NES ‘anomalies’ could hamper foresters
A LEGAL EXPERT HAS WARNED THE FORESTRY INDUSTRY THAT ‘anomalies’ in the newly announced National Environmental Standards (NES) need to be remedied before it comes into effect next May.
Chris Fowler, partner with environmental law specialists, Adderley Head, told the 2017 DANA Forestry Conference in Rotorua that areas of uncertainty in the new legislation as it stands could affect harvesting operations.
Whilst the NES is designed to harmonise environmental rules governing forestry operations across the country, some aspects had not been finalised prior to its announcement.
These include existing river crossing culverts that would not comply with the NES, which were exempted in the earlier draft but not in the final document, and Mr Fowler says that means they will need to go through a consent process unless the ruling is changed.

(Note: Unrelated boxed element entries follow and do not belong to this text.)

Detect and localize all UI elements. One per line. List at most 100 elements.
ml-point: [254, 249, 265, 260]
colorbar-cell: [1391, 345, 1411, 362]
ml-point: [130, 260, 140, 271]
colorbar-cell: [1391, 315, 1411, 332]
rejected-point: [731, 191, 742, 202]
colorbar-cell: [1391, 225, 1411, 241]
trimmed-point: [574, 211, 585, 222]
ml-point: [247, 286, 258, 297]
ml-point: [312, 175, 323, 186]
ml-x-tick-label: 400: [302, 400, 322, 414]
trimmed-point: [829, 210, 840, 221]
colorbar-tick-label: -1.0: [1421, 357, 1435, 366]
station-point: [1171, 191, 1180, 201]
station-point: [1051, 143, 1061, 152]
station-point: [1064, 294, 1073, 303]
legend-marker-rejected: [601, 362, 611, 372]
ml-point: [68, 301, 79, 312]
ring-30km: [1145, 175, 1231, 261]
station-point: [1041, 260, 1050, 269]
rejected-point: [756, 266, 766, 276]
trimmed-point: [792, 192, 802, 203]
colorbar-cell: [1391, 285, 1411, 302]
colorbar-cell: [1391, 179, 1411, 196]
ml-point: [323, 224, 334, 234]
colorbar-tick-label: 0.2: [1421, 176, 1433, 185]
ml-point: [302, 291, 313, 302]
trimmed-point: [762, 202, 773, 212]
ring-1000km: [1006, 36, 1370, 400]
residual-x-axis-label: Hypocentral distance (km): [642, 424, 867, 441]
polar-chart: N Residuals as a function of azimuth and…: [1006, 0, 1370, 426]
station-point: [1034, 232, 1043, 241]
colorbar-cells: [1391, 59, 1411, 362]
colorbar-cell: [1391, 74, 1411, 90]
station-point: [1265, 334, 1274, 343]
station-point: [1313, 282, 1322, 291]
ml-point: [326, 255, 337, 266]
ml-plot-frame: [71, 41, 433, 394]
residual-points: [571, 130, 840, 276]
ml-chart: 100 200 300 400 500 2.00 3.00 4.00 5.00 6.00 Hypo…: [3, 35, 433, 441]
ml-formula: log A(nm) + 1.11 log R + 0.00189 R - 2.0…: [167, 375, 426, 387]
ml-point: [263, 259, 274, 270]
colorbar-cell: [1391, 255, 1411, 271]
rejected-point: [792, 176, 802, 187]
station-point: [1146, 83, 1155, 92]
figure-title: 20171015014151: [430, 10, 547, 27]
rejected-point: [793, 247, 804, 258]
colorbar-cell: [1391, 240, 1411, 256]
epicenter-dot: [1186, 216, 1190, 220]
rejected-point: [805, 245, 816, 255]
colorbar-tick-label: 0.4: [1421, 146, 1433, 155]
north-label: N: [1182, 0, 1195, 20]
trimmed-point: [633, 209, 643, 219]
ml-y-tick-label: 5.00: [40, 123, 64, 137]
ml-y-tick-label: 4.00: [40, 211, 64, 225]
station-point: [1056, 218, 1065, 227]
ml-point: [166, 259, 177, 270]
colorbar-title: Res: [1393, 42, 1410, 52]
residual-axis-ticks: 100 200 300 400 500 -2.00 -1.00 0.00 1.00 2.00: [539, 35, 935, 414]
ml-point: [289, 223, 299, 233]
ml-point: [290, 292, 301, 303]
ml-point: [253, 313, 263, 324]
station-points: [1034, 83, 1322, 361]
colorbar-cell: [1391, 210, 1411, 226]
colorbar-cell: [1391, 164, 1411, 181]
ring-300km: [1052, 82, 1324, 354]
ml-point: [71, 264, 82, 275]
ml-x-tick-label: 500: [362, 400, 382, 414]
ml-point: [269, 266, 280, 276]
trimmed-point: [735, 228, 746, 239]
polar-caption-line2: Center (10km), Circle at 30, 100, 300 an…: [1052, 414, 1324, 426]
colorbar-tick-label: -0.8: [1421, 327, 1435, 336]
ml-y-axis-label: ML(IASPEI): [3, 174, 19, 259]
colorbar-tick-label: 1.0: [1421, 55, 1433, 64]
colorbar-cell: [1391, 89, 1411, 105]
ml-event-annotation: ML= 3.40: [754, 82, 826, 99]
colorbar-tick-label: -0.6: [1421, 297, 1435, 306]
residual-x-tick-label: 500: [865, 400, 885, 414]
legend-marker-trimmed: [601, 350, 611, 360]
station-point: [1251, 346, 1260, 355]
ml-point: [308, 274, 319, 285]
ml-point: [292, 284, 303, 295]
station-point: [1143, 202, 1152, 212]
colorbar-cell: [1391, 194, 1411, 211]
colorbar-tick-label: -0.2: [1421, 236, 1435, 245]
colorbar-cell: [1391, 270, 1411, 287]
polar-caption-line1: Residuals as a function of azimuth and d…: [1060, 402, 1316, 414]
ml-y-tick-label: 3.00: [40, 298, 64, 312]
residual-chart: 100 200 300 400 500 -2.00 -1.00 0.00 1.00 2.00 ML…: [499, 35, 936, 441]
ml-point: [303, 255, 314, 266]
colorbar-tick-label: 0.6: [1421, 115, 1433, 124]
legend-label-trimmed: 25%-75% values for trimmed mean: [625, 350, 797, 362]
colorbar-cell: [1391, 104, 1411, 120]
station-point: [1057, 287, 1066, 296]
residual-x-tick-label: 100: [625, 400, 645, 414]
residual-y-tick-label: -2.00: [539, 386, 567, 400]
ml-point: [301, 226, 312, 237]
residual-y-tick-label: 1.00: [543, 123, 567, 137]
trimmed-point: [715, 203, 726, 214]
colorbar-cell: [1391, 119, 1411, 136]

“If it isn’t clarified, it is potentially a sizeable problem for forestry,” adds Mr Fowler.
Another area of concern in the NES is the inclusion of a rule to protect significant natural areas. This also changed from earlier drafts, says Mr Fowler and creates uncertainty because it is not clear where they are.
Forestry operations could also be hampered by the section governing discharge of sediment into waterways that must not result in any ‘conspicuous change’ in colour or visual clarity in water bodies, whilst allowing for ‘reasonable mixing’.
Mr Fowlers say the terms ‘conspicuous changes’ and ‘reasonable mixing’ are not defined in the NES and that’s for district and regional councils to determine, which generates uncertainty as these definitions could differ from one person to another.
Mr Fowler says the government has time to fix these issues before the NES comes into effect on May 1, 2018, but the industry will need to be vigilant in pushing for clarification.
Existing river crossings are not covered in the NES.